£209m paid to address state pension underpayments; 'gigantic task' ahead

The Department for Work and Pensions (DWP) has repaid a total of £209.3m to individuals impacted by historical state pension underpayments as of 31 October 2022, having identified 31,817 underpayments.

The problems affected married women whose husbands reached pensionable age before 2008, as well as widows and those over 80, who were unknowingly entitled to an 'enhanced pension' that would have boosted their payments by up to 60 per cent.

According to the DWP’s latest update, the DWP has reviewed a total of 111,953 cases between 11 January 2021 and 31 October 2022, identifying 31,817 underpayments within these cases.

A total of £91.1m was repaid to the 13,157 cases involving a married woman, with an average arrears amount of £6,929, while a total of £84m has been paid in relation to the 7,876 widowed cases, with an average £10,772 payment,

In addition to this, £34.2m was repaid in relation to 10,784 cases involving over 80s, with an average payment of £3,172.

Despite this progress, industry experts have emphasised that there is still much more work ahead, with previous estimates from the DWP suggesting that as many as 237,000 pensioners have been underpaid around £1.46bn.

Indeed, LCP pointed out that the current £209m paid out to nearly 32,000 people by the DWP represents just 13 per cent of the estimated total number of people and 14 per cent of the estimated money due.

The firm also noted that although the DWP had previously suggested that the department expected to complete the process by the end of 2023, the recent 2022 Annual Report said there was a risk that the project could run “..through to late 2024”.

However, LCP suggested that even this may seem optimistic, as analysis found that even if the DWP's monthly run rate was upped from the current 2,000 payments per month to 3,000 cases, it would take another five years or more to finish the job.

“The scale of these underpayments is so great that putting it right could easily end up taking four years or more from start to finish," LCP partner, Steve Webb, stated.

"It is quite shocking that well over a hundred thousand pensioners are to this day receiving the wrong rate of pension, and the DWP is clearly way behind schedule in fixing the problem.

"With cost-of-living pressures affecting many elderly people on low incomes, it is essential that the pace of fixing these errors is stepped up and people get the money they are due as soon as possible”.

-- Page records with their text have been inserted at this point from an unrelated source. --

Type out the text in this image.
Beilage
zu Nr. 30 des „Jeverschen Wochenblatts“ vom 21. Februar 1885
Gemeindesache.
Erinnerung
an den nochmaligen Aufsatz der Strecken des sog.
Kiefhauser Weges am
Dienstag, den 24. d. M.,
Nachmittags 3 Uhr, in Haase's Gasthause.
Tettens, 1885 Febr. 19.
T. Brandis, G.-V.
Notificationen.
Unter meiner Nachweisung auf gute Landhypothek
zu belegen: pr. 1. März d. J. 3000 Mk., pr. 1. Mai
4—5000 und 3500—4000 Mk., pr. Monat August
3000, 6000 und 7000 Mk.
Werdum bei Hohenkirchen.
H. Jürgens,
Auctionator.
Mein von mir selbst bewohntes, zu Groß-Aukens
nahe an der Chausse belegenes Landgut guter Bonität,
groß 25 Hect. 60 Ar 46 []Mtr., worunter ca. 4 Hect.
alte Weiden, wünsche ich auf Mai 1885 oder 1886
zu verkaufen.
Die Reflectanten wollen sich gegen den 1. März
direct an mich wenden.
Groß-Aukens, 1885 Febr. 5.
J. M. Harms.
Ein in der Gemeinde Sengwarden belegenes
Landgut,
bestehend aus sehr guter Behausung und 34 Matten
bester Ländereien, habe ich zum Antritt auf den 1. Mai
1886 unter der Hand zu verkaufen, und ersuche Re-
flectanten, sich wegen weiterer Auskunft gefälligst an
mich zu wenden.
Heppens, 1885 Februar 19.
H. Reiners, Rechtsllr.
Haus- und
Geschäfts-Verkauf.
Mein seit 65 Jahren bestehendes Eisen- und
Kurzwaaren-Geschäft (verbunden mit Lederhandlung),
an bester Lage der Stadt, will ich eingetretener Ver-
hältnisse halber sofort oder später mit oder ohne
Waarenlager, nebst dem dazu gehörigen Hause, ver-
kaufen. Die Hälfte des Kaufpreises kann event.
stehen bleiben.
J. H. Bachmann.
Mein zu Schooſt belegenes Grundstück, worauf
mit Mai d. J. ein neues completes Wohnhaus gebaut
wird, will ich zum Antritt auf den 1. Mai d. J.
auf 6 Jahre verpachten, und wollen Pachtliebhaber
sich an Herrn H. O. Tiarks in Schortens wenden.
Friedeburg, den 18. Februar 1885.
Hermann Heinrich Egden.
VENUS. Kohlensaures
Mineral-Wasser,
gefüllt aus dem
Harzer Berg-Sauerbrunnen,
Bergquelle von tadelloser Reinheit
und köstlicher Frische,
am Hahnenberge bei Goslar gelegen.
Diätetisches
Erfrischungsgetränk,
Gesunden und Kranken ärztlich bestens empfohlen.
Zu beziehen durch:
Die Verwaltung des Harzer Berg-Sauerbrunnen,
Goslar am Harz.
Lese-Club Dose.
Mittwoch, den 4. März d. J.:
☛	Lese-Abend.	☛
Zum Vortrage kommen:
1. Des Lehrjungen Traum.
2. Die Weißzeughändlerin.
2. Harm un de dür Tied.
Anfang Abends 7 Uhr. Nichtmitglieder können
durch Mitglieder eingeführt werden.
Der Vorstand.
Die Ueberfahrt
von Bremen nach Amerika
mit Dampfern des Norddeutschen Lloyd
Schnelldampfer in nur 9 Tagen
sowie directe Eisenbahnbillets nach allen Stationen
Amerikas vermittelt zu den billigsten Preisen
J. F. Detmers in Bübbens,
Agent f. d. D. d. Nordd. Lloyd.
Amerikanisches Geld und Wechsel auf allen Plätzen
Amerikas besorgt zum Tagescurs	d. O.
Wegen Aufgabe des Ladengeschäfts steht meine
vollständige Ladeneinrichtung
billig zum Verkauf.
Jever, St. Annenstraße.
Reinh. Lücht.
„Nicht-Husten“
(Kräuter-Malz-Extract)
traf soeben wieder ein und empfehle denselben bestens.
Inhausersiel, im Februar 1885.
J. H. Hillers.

Adding to this, Hargreaves Lansdown senior pensions and retirement analyst, Helen Morrissey, argued that the DWP "has a gigantic task ahead of it to resolve these issues and it must pull out all the stops to make sure it happens as soon as possible”.

“The DWP has let pensioners down on a massive scale – particularly women who tend to retire on lower incomes anyway," she continued.

"Today’s data shows the DWP has so far handed back more than £209m to people affected by state pension underpayments. This is progress but a drop in the ocean when compared to the almost £1.5bn estimated to have been underpaid overall.

"In some cases, these underpayments have stretched back decades and even though DWP has pledged to hire more people to speed up the process, it is clear many could be waiting for some time still before they are reunited with their money."